What does it mean to defend the right to free speech on a college campus? The question has been analyzed for several years, mostly surrounding the choice of speakers — as was the case this month at the University of Minnesota — but rarely does it involve a truck.
It happened at the University of Wisconsin La Crosse when students walking to class saw a Confederate flag on the grill of a truck at a construction site on campus.
“I was let down. I really hoped we were beyond that in 2015,” Matthew Dreis, a senior and physics major told the La Crosse Tribune. “I think we have problems with institutionalized racism at our school and when we see it at the construction site of the physical building where students are getting their education it solidifies that there’s a problem with our campus atmosphere.”
When he reported it to campus officials, the truck driver was asked to remove it, which he did.
But then Zachary Allen, another senior, cut to the chase.
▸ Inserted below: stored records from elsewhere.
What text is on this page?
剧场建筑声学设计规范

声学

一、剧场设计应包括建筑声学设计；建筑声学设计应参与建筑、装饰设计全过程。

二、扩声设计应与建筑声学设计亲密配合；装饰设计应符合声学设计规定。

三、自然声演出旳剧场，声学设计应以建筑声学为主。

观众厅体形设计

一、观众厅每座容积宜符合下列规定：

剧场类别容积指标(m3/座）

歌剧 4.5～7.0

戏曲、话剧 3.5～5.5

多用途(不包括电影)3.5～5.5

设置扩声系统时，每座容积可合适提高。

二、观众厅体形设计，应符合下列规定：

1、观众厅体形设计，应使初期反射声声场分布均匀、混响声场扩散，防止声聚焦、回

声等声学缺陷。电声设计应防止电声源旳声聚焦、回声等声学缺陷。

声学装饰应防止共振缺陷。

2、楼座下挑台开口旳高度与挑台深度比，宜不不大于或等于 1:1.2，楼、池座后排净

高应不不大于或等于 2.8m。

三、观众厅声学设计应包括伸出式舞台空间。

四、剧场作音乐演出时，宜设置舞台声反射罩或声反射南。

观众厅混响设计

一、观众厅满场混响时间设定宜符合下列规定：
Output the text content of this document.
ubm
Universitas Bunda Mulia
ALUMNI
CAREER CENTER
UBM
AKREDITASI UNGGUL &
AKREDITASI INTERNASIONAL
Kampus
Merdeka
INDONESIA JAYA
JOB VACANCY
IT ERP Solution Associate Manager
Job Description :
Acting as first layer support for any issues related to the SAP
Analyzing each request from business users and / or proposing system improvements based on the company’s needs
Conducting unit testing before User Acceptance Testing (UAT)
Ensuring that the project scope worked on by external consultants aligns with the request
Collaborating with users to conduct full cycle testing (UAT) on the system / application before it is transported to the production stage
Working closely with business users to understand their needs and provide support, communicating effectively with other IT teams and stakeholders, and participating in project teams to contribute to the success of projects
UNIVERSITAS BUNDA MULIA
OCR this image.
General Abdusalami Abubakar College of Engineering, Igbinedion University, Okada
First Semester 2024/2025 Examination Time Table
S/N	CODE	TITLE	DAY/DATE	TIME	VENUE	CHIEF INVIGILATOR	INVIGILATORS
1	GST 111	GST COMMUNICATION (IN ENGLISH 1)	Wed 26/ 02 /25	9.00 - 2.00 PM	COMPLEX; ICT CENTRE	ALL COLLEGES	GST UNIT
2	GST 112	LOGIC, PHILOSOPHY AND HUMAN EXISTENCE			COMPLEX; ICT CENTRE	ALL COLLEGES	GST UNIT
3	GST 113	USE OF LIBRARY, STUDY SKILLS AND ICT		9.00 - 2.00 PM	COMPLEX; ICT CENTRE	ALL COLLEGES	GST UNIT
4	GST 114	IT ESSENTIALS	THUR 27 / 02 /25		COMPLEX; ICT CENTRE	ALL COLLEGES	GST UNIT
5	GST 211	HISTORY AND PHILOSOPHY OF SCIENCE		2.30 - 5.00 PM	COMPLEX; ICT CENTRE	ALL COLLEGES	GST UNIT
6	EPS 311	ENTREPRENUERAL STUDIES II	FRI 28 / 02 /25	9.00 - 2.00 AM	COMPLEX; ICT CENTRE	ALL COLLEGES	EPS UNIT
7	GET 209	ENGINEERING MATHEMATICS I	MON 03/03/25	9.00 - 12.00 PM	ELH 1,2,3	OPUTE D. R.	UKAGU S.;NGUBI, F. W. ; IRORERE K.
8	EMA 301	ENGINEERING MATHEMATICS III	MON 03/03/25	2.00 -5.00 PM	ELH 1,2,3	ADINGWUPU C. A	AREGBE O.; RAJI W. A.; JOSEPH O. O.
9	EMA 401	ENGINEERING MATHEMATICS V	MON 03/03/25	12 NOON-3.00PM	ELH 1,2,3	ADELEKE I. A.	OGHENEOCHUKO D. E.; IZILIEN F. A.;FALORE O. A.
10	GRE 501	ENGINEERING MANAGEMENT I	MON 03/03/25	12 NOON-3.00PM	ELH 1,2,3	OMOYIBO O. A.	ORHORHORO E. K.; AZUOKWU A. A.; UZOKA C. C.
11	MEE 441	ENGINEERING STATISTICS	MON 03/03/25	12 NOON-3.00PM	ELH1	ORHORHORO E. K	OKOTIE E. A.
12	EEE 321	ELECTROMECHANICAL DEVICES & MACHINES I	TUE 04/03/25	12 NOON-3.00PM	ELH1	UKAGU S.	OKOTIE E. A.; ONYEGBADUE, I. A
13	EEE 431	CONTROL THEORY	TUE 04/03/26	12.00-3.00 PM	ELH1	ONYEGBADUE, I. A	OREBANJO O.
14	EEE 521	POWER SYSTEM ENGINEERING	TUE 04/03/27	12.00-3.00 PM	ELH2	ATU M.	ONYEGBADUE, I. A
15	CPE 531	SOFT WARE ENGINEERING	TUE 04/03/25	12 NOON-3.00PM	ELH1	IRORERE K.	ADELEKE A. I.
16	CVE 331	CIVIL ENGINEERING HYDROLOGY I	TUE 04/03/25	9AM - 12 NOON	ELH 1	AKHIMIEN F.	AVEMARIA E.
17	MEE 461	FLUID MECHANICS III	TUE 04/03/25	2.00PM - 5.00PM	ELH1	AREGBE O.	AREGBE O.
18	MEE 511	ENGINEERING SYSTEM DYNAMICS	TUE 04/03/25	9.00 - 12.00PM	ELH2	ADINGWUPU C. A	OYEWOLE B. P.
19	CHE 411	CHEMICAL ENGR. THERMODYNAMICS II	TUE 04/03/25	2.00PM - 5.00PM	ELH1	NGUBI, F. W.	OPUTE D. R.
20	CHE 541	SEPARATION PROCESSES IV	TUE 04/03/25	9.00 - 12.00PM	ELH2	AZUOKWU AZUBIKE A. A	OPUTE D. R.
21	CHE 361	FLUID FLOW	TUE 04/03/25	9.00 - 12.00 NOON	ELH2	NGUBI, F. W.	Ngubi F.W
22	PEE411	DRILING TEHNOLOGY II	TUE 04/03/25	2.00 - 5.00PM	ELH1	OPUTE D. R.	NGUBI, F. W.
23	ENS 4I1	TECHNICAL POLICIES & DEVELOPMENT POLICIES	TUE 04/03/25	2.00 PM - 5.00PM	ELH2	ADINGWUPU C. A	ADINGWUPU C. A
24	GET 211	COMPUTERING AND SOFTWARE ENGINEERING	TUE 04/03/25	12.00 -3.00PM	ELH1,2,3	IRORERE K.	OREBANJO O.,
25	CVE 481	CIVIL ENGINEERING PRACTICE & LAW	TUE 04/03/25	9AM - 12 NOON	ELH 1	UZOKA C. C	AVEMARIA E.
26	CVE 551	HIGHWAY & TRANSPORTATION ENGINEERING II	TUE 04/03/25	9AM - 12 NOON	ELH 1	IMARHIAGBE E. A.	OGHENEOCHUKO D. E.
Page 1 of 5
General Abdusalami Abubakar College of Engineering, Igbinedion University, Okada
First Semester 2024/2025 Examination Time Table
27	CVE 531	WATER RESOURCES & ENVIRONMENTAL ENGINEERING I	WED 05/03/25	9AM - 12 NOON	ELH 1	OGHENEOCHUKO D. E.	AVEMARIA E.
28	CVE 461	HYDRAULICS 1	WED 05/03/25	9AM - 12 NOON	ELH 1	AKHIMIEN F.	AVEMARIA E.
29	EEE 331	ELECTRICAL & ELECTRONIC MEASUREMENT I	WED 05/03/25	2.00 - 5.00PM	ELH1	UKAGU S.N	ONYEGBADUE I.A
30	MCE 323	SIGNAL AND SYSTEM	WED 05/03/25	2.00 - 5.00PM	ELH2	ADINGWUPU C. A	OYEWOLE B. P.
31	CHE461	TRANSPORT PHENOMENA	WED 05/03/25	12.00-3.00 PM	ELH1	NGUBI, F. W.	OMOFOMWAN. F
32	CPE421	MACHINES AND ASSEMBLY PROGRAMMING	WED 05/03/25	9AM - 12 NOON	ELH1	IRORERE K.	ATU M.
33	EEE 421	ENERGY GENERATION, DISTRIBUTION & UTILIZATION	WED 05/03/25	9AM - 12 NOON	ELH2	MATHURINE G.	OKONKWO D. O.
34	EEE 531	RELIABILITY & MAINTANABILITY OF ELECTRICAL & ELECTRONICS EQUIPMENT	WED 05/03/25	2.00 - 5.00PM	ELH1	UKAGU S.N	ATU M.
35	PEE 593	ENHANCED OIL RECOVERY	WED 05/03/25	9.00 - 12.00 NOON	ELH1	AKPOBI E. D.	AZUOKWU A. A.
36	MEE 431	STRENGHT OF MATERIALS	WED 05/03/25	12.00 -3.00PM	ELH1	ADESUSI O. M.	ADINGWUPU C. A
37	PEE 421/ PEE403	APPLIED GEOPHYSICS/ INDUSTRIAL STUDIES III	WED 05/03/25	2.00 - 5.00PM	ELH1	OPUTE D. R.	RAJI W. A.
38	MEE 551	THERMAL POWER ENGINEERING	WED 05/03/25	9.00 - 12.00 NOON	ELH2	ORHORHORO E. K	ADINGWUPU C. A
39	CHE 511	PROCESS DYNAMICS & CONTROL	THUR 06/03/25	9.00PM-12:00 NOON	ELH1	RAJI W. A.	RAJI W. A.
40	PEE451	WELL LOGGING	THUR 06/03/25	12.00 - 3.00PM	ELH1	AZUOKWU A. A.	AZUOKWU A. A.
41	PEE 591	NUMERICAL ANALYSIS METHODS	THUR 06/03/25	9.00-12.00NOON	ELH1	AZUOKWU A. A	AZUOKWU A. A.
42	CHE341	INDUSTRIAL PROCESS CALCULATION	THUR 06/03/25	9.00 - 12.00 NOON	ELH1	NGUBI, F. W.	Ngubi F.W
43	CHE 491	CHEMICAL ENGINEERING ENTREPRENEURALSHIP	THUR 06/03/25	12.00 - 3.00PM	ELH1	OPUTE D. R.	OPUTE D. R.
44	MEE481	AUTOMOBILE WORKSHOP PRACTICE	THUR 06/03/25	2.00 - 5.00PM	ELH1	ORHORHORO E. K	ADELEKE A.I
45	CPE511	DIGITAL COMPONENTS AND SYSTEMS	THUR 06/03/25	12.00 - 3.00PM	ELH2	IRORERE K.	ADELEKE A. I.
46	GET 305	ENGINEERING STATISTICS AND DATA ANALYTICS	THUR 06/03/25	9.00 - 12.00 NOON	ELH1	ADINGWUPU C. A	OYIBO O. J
Can you support a First Amendment right while actively working to extinguish expression at the same time?
“Nope, I don’t support the Confederate flag,” Allen said. “I don’t agree with its use, but they still have every right under the law to do so.”
Vice Chancellor for Student Affairs Paula Knudson sent an email to students last week apologizing for the display of the flag on the truck’s grill, then sent another after Allen’s concern was voiced, saying she will defend the right to free speech, but that she also will protect students’ “right to live and be educated free from hatred.” She said no one forced the trucker to remove the flag.
UW-L Chancellor Joe Gow, after meeting with students of color who were upset with the flag’s appearance, told the paper that the university has “to balance free expression with welcoming campus climate.”
After the meeting, Gow denounced the flag as a “symbol of hate and, in South Carolina, murder of people because of their skin color,” said Gow, referring to the racially motivated shootings of nine African-Americans at a Charleston, S.C., church in June that prompted the removal of the flag from South Carolina Capitol’s grounds.
“I know that people will say that it has a lot of meanings, and it does, but in light of what happened in South Carolina, it clearly is a racist symbol,” added Gow.